Best Scene: Nothing truly stands out this week. Lots of exposition that will hopefully start paying off soon.
Jack’s Current Body Count: 3. Again this week, no additions to the Body Count. Jack should have just saved himself some time and capped BrotherCreepy, but there’s still time for that. I’ll say with 99% certainty that this goes up by at least two next week when he escapes from the Stupid Henchmen.
Who’s the Traitor?: Current “Favorites” in order of probability:
1. Nadia. Milo is going to regret signing in for her.
2. Reed Pollock. If Biscuit Lennox isn’t a traitor, just a goose stepping jerk who hates Liberty, then the slimy Reed probably is.
3. Vice President Boothe. Don’t even know his character’s name yet...but I know he’s EVIL.
4. Milo. Could he be setting Nadia up?
5. Biscuit Lennox. What are the odds that he has pictures of G. Gordon Liddy and H.R. Haldeman in his office?
6. Morris. Only as a reluctant traitor.
7. Sandra Palmer. As mentioned above, I don’t think it’ll be intentional.
Life Expectancy: Unscientific wild assed guesses on how much longer certain people will still be breathing. I’m also adding in the chances that they’ll live through the entire day. Only 18 hours to go.

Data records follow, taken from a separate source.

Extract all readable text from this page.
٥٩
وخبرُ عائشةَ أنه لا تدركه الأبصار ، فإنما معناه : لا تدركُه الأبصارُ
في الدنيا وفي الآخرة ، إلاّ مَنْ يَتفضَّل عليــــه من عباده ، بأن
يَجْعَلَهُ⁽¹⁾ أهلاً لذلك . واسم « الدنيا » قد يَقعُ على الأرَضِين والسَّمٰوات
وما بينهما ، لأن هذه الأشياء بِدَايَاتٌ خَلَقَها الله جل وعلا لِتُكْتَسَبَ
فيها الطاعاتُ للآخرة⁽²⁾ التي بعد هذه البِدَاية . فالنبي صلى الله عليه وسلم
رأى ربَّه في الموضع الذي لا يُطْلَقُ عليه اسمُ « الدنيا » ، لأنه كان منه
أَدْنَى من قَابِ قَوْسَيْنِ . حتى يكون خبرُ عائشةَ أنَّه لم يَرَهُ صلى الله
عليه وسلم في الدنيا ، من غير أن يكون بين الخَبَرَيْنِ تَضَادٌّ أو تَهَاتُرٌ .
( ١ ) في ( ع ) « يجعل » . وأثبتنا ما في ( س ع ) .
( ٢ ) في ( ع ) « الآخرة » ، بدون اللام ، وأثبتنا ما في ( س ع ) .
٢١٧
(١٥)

Phillip Bauer – 1 more hour. We already know from the previews that Jack escapes the clutches of Graem’s evil henchmen. Not so sure about Farmer Hoggett, giving Jack even more incentive to torture the little gnome before sending him to Hades. Chance of living through the day? 10%
Graem – 4 more hours. I’m bumping this up a bit as I think Graem has several more secrets to reveal before his usefulness to the story is done. But don’t be surprised if it takes another twist due to his wife and kid. Chance of living through the day? 1%
McCarthy – 5 more hours. He gets a little more time as well as he and his Bimbette will need time to blackmail Morris about the triggers. Chance of living through the day? 0%
Morris – 8 more hours. I’ve never been more sure of a plot twist than I am with this one...which probably is good news for Morris, as they’ll be another twist that proves me wrong. If not, he’s toast. Chance of living through the day? 25%
Nadia or Bill Buchanan – 9 more hours. I’m going with an “either/or” pick here. Either Nadia is the traitor and dies, or else Bill succumbs to the Mason/Chapelle/McGill/Dessler disease that seems to affect CTU heads. Chance of BOTH living through the day? 33%
Fayed – 11 hours. I’m sticking with my time frame for him to exit and Gredenko to take over the Chief Villain role. Chance of living through the day? 0%
Mike Doyle (Rick Schroder) – 14 more hours. Still know nothing about him. Chance of living through the day? 50%
President Logan – 16 more hours. He’s GOT to be a buddy to Powers Boothe. I’m just praying they don’t totally cop out and try to rehabilitate him as a good guy/advisor to Wayne Palmer. Let me remember him as the scumbag he truly is. Chance of living through the day? 75%
General Gredenko – 17 hours, 40 minutes. As mentioned above, Fayed will be dispatched at some point which will leave Gredenko as the main bad guy...and they always get it in the end. Chance of living through the day? 0%
Audrey Rains – 17 hours, 50 minutes. Sorry, Audrey, but you shouldn’t have signed on to do that idiotic show “The Nine”. So she gets TerriBauered in the end. Chance of living through the day? Who cares?
Falling off the list:
Walid – Now that his spying has only turned up Red Herring #1, and he only got the shit kicked out of him instead of a dirt nap...he’ll spend the rest of the day in the hospital. And as long as it isn’t the CTU infirmary, AKA The Alamo of the Medical Recovery Wards, he’ll be fine.